Pearson has reinforced guidance that it expects to return to underlying profit growth in 2018 after posting underlying revenue growth of 2% and adjusted operating profit up 46% year-on-year for the first half of 2018. However it reported Penguin Random House - in which Pearson still has a 25% stake - saw sales fall in the first half owing to "softer fiction print sales and lower e-book sales", only "partially offset by rising audio sales".
According to Pearson's first half report, Penguin Random House saw "revenues down on an underlying basis year on year", although figures were not disclosed. However Pearson said the business did benefit from major bestsellers by Bill Clinton and James Patterson, Jordan Peterson, Lee Child, R J Palacio and Dr Seuss. Pearson's stake in PRH contributed £22m to the education company's adjusted operating profit, down 4% in underlying terms, and down 52% in headline terms primarily due to the disposal of Pearson's 22% stake in the business to Bertelsmann in October 2017.

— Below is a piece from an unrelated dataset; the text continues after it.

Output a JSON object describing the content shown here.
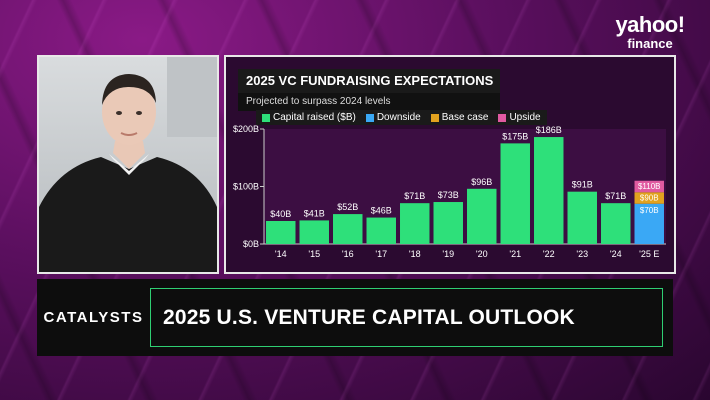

First-half TCM figures from Nielsen BookScan put Penguin Random House UK sales in the UK at £137.8m, down 1.6% on the same period last year.
Pearson's own headline sales dropped 9%, from £2,047m in the first half of 2017 to £1,865m in the first six months 2018 (to 30th June), but were up 2% on an underlying basis. Underlying revenue in Pearson's largest market, North America, rose 3%, while Core increased 2% and Growth fell 4%. North American Higher Education Courseware digital revenue grew "modestly" in the first half, helped by lower returns, Pearson said, but forecast a decline in net sales in the second half "as gross sales continue to be impacted by ongoing underlying market pressures".
Going into "selling season", and with Pearson’s sales weighted towards the second half of the year, pressure points for Pearson continue to include lower student enrolments and shifts in the US market towards textbook rental, an area that Pearson is moving into more.
Pearson's adjusted operating profit was flat at £107m on this time last year, but up 46% in underlying terms, attributed to sales growth and savings from its 2017-2019 restructuring programme. Statutory operating profit came in at £233m, up from £16m in the first half of 2017.
Pearson restated its guidance for 2018, outlined also in its first quarter results, that it expects adjusted operating profit of between £520m and £560m and adjusted earnings per share of 49p to 53p. Its simplification plans are said to be "on track", having delivered cost savings of £40m delivered in the first half of 2017 and forecasting £300m savings by end of 2019.
If profit does rise, it will be for the first time in six years. Challenges in the US education market resulted in a £2.6bn pre-tax loss for 2016 and forced Pearson to slash thousands of jobs in a bid to make the company "leaner" and "more agile".
Recent highlights for Pearson during the first half of 2018 include the appointment of a head of AI to lead its R&D team, agreeing its fifth UK online degree partnership with Northumbria University, and extending its US student assessment contracts in Kentucky and Arizona while also being awarded new contracts in Utah and Iowa.
No update was offered on its US K12 courseware business, which continues to be held for sale.
John Fallon, chief executive, said: “Although there is still much to do, we have had a good first half and continued to make progress against our strategic priorities. We are driving ahead in digital learning, helping more people develop the skills they need to prosper in a fast changing world.”